Ce schéma se produit également lorsque la responsabilité des crises conjugales est renvoyée à la victime par son·sa partenaire. Elle rend alors difficile la sortie du système dominant en entravant son élucidation à deux niveaux : la personne sous emprise ne parvient pas à s’identifier comme telle, et par conséquent son entourage ne peut incarner une figure secourable pouvant lui venir en aide. C’est le cas de Diane, qui, après avoir eu une crise émotionnelle (pleurs et cris) en public, est discréditée par son ex-compagne. Cette dernière se présente comme la véritable victime, en donnant aux témoins une vision inversée de la réalité qui vient de se dérouler sous leurs yeux : elle accuse Diane d’être l’instigatrice des tensions au sein du couple, et démontre son propos en l’accusant d’être « hystérique ». Cette qualification, que vous avez peut-être vous-même déjà entendue de par sa récurrence, relève d’une stratégie de dénigrement utilisée par les « empriseur·e·s » pour minimiser ou nier la réalité de la violence dont ils·elles sont en fait à l’origine (Hirigoyen, 1998). La publicisation d’une responsabilité erronée dans ces événements aggrave le climat déjà alarmant et stressant de la relation. Les victimes, injustement accusées, se trouvent incapables de se défendre ou de légitimement exprimer leurs plaintes. Ce processus mène souvent les proches à considérer ces moments de crise comme le résultat d’un conflit conjugal impliquant les deux partenaires, plutôt que de reconnaître la présence de comportements abusifs de l’un·e envers l’autre.
Être « pris » par sa société
Pour comprendre pleinement l’omniprésence de cet imaginaire collectif et son impact sur les capacités d’oppression et de défense des individus, il est nécessaire de prendre en compte la prégnance des contextes sociaux, économiques et historiques au sein de la société. Les constructions culturelles et sociales du concept d’amour propres aux sociétés occidentales modernes – tels que la représentation de l’amour ou la passion amoureuse – génèrent des attentes spécifiques élevées et irréalistes concernant les comportements des hommes et des femmes (Esteban Galarza, 2008). Dans une société patriarcale, l’apprentissage individuel et social des rôles de genre9 incite les femmes à donner davantage d’amour qu’elles n’en reçoivent, pour atteindre des idéaux d’amour et de passion à travers la dévotion et le sacrifice, tandis que les hommes sont souvent encouragés à rechercher l’indépendance et à s’accomplir par la puissance et le contrôle. C’est la répétition de ces comportements liés au genre – ce que la philosophe Judith Butler (1990) désigne comme la « performativité de genre » – et non au sexe biologique de la personne, qui conduit à l’asymétrie de pouvoir dans les relations entre les hommes et les femmes, avec pour corollaire le fait que ce sont majoritairement les premiers qui « emprisent » les secondes.
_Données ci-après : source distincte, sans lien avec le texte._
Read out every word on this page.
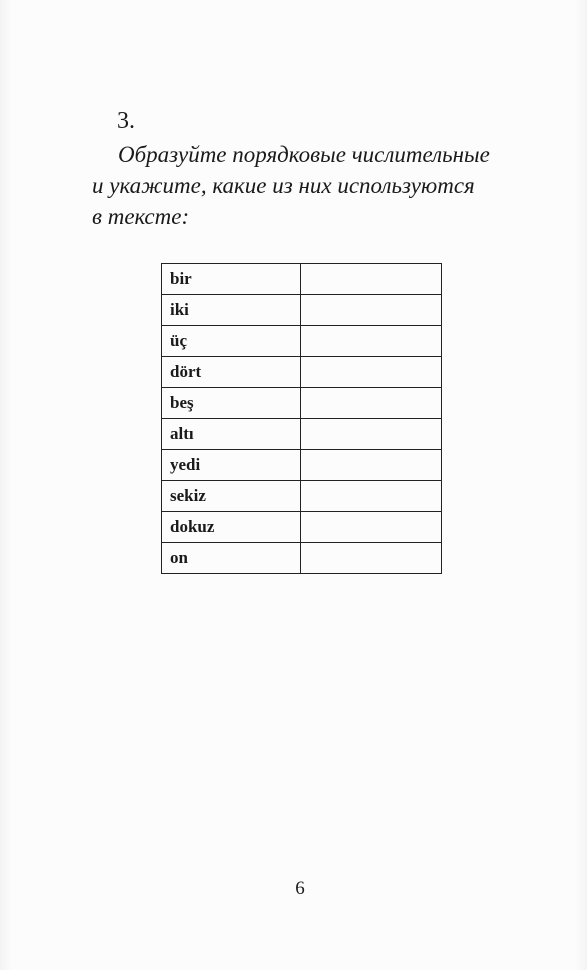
3.

Образуйте порядковые числительные
и укажите, какие из них используются
в тексте:

bir	
iki	
üç	
dört	
beş	
altı	
yedi	
sekiz	
dokuz	
on	
6
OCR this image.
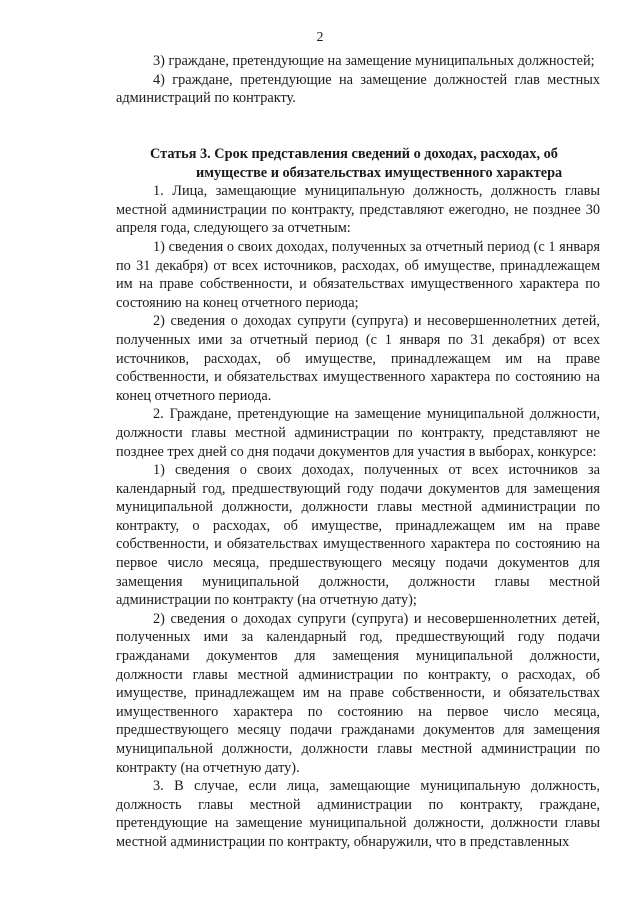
2

3) граждане, претендующие на замещение муниципальных должностей;

4) граждане, претендующие на замещение должностей глав местных администраций по контракту.

Статья 3. Срок представления сведений о доходах, расходах, об
имуществе и обязательствах имущественного характера

1. Лица, замещающие муниципальную должность, должность главы местной администрации по контракту, представляют ежегодно, не позднее 30 апреля года, следующего за отчетным:

1) сведения о своих доходах, полученных за отчетный период (с 1 января по 31 декабря) от всех источников, расходах, об имуществе, принадлежащем им на праве собственности, и обязательствах имущественного характера по состоянию на конец отчетного периода;

2) сведения о доходах супруги (супруга) и несовершеннолетних детей, полученных ими за отчетный период (с 1 января по 31 декабря) от всех источников, расходах, об имуществе, принадлежащем им на праве собственности, и обязательствах имущественного характера по состоянию на конец отчетного периода.

2. Граждане, претендующие на замещение муниципальной должности, должности главы местной администрации по контракту, представляют не позднее трех дней со дня подачи документов для участия в выборах, конкурсе:

1) сведения о своих доходах, полученных от всех источников за календарный год, предшествующий году подачи документов для замещения муниципальной должности, должности главы местной администрации по контракту, о расходах, об имуществе, принадлежащем им на праве собственности, и обязательствах имущественного характера по состоянию на первое число месяца, предшествующего месяцу подачи документов для замещения муниципальной должности, должности главы местной администрации по контракту (на отчетную дату);

2) сведения о доходах супруги (супруга) и несовершеннолетних детей, полученных ими за календарный год, предшествующий году подачи гражданами документов для замещения муниципальной должности, должности главы местной администрации по контракту, о расходах, об имуществе, принадлежащем им на праве собственности, и обязательствах имущественного характера по состоянию на первое число месяца, предшествующего месяцу подачи гражданами документов для замещения муниципальной должности, должности главы местной администрации по контракту (на отчетную дату).

3. В случае, если лица, замещающие муниципальную должность, должность главы местной администрации по контракту, граждане, претендующие на замещение муниципальной должности, должности главы местной администрации по контракту, обнаружили, что в представленных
Finalement, la figure communément partagée de l’« empriseur » comme d’un pervers narcissique déviant contribue à l’invisibilité du système d’emprise, en nous empêchant de considérer qu’il puisse être le proche quotidiennement fréquenté et socialement intégré. Les actes des agresseur·e·s ne peuvent que rarement être associés aux registres du pulsionnel ou du pathologique ; en effet, les « empriseur·e·s » – tout comme les auteur·rice·s de violence conjugale – maîtrisent suffisamment leur domination ainsi que le risque qu’elle leur fait prendre, pour éviter d’être dénoncé·e·s et pour « sauver leur peau » (Dussy, 2013). Le cas d’Iris illustre parfaitement ce dernier postulat. Récemment, elle a été convoquée au commissariat de son quartier pour des faits de violences conjugales, passant ainsi pour l’agresseure dans une situation où elle était en réalité la victime. Son compagnon s’était en effet rendu lui-même à la police quelques semaines plus tôt, après une dispute où il avait laissé la jeune femme inconsciente et le crâne ouvert. Alors qu’elle était emmenée à l’hôpital, il en a profité pour faire constater des « coups et blessures » sur lui-même, qui étaient en fait des traces de défense de cette dernière. L’hypothèse selon laquelle le compagnon d’Iris aurait agi impulsivement est doublement rejetée : d’abord, il a manifestement calculé ses actions au moment des faits ; ensuite, il n’est jamais revenu sur sa déclaration initiale, ce qui renforce l’idée qu’il n’a pas cédé à des pulsions. On peut supposer que l’« empriseur·e » connaît et maîtrise pour cela les codes de sa société, sans quoi le système d’emprise ne pourrait ni s’installer, ni perdurer.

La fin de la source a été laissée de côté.